Ebbene sì; se qualcuno chiedesse qual era il passatempo preferito dei santi nel
Medioevo, la risposta più pertinente –anche se magari non la più evangelica–
sarebbe proprio questa.
Chiudiamo gli occhi per un istante e immaginiamoci ovunque alberi sradicati, tronchi abbattuti, peggio, intere foreste rase al suolo. È il paesaggio poco idilliaco di cui si tinge l’Europa dalla caduta dell’Impero Romano fino alla fine del Medioevo –e anche oltre, nelle parti più orientali della Prussia.
Dal
concilio provinciale di Cartagine, che inaugurò la moda nel lontano 397 d.C.,
fino ai sinodi di Alba (1626) e di Alessandria (1702), che vietavano lo
svolgimento della festa del Maggio, è tutto un susseguirsi di Crociate contro
gli alberi. Arbores demonibus consacratae, gli alberi consacrati agli spiriti
del male; sono loro i rivali più temibili con cui tutti i campioni delle
agiografie medievali si devono misurare nelle campagne. E tra questi agguerriti
predicatori, c’è anche chi ci lascia le penne. Come Adalberto, vescovo di Praga,
fatto oggetto nel 997 d.C. di un fittissimo lancio di giavellotti durante una
messa celebrata sull’altare che lui stesso aveva fatto erigere incautamente poco
prima, al posto di un profana arbor. Ma quando non sono i cristiani a farne le
spese, gli alberi ricrescono lo stesso, in barba allo zelo dei predicatori. È il
caso del famoso noce di Benevento, abbattuto nel 663 d.C. da San Barbato e
miracolosamente ricresciuto qualche miglio più avanti secondo la leggenda
tramandata nel trattato De nuce maga beneventana del medico Pietro Piperno. E
che dire, invece, del pino abbattuto «con eroica fede nel Signore»

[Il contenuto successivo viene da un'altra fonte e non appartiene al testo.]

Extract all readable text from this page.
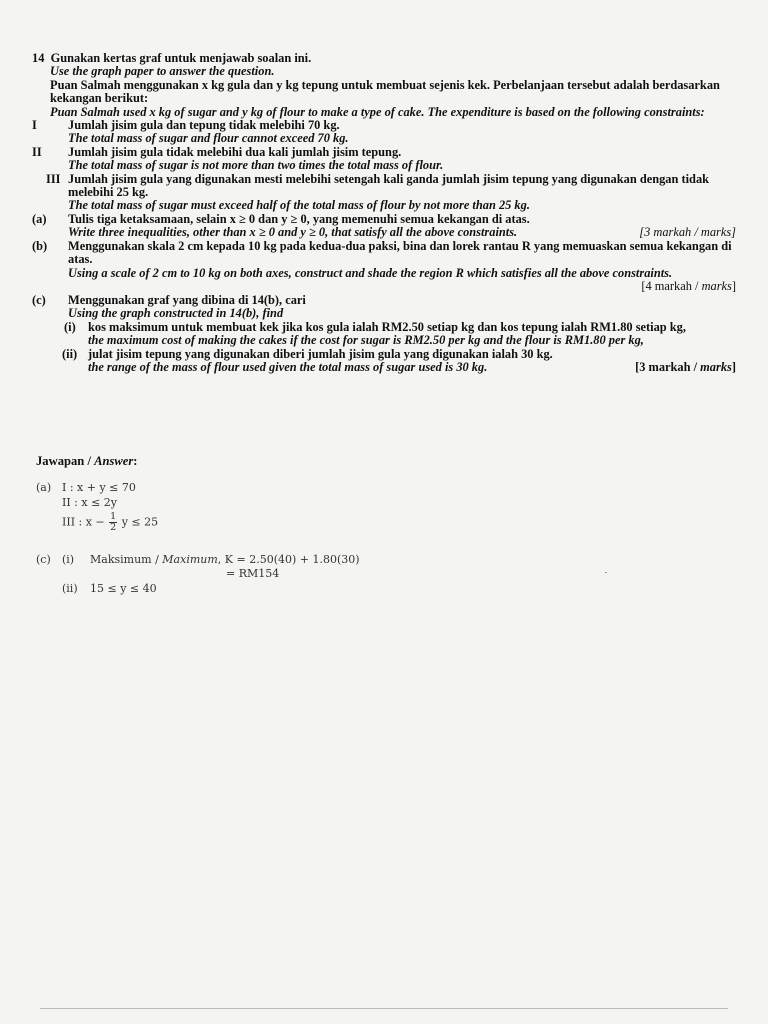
14 Gunakan kertas graf untuk menjawab soalan ini.
Use the graph paper to answer the question.
Puan Salmah menggunakan x kg gula dan y kg tepung untuk membuat sejenis kek. Perbelanjaan tersebut adalah berdasarkan kekangan berikut:
Puan Salmah used x kg of sugar and y kg of flour to make a type of cake. The expenditure is based on the following constraints:
I	Jumlah jisim gula dan tepung tidak melebihi 70 kg.
The total mass of sugar and flour cannot exceed 70 kg.
II Jumlah jisim gula tidak melebihi dua kali jumlah jisim tepung.
The total mass of sugar is not more than two times the total mass of flour.
III Jumlah jisim gula yang digunakan mesti melebihi setengah kali ganda jumlah jisim tepung yang digunakan dengan tidak melebihi 25 kg.
The total mass of sugar must exceed half of the total mass of flour by not more than 25 kg.
(a) Tulis tiga ketaksamaan, selain x ≥ 0 dan y ≥ 0, yang memenuhi semua kekangan di atas.
Write three inequalities, other than x ≥ 0 and y ≥ 0, that satisfy all the above constraints.	[3 markah / marks]
(b) Menggunakan skala 2 cm kepada 10 kg pada kedua-dua paksi, bina dan lorek rantau R yang memuaskan semua kekangan di atas.
Using a scale of 2 cm to 10 kg on both axes, construct and shade the region R which satisfies all the above constraints.
[4 markah / marks]
(c) Menggunakan graf yang dibina di 14(b), cari
Using the graph constructed in 14(b), find
(i) kos maksimum untuk membuat kek jika kos gula ialah RM2.50 setiap kg dan kos tepung ialah RM1.80 setiap kg,
the maximum cost of making the cakes if the cost for sugar is RM2.50 per kg and the flour is RM1.80 per kg,
(ii) julat jisim tepung yang digunakan diberi jumlah jisim gula yang digunakan ialah 30 kg.
the range of the mass of flour used given the total mass of sugar used is 30 kg.	[3 markah / marks]
Jawapan / Answer:
(a) I : x + y ≤ 70
II : x ≤ 2y
III : $x - \frac{1}{2}$ y ≤ 25
(c) (i) Maksimum / Maximum, K = 2.50(40) + 1.80(30)
= RM154
(ii) 15 ≤ y ≤ 40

da San Martino –sì, esatto, proprio quello del mantello–, vescovo della città di
Tours?
Ma
se questa carrellata di aneddoti non vi basta e desiderate qualche nome più
illustre –che so, qualche pezzo grosso della fede che fa sempre notizia–,
pensate allora al caso emblematico di Benedetto da Norcia, attualmente il santo
prediletto dalla Sede Apostolica; mosso da forti intenti evangelizzatori,
arrivato in quel di Monte Cassino, la prima cosa che si premurò di fare
Benedetto fu distruggere un boschetto sacro ad Apollo che sorgeva sulla sommità
del monte. Ma se santi e predicatori impugnavano sovente le asce davanti a faggi
e querceti, i cosiddetti ‘laici’ non erano certo da meno. Basti pensare al
paladino del Sacro Romano Impero Carlo Magno, che nel 772 d.C., giunto a
Geismar, abbatté Irminsul, la quercia sacra ai Sassoni perché ritenuta l’asse
del mondo.
Eppure il cristianesimo medievale non ha gioco contro queste credenze, talmente radicate nel mondo contadino da mettere a repentaglio la sopravvivenza di molte abbazie nel contado all’alba del tredicesimo secolo. La scena che si profila è più o meno questa: di fronte all’avanzare della nuova civiltà comunale, portatrice dei valori borghesi del commercio e della concorrenza sconosciuti al mondo feudale –«la ragion di mercatura», come la chiamerà poi Boccaccio–, il clero secolare attraversa una fase di profondo declino, siamo agli inizi del ‘200. Rintanata nei palazzi vescovili tra Perugia, Viterbo e Roma, costretta a fare la spola per schivare la tempesta ereticale pauperista che imperversa nelle città, la corte papale sta perdendo progressivamente il controllo delle campagne, dove i focolari pagani non si sono mai spenti del tutto. Urge un esponente del mondo cristiano che riavvicini la Chiesa al suo popolo, specie dopo la svolta teocratica imposta da Innocenzo III nel 1215 e continuata dal suo successore Onorio.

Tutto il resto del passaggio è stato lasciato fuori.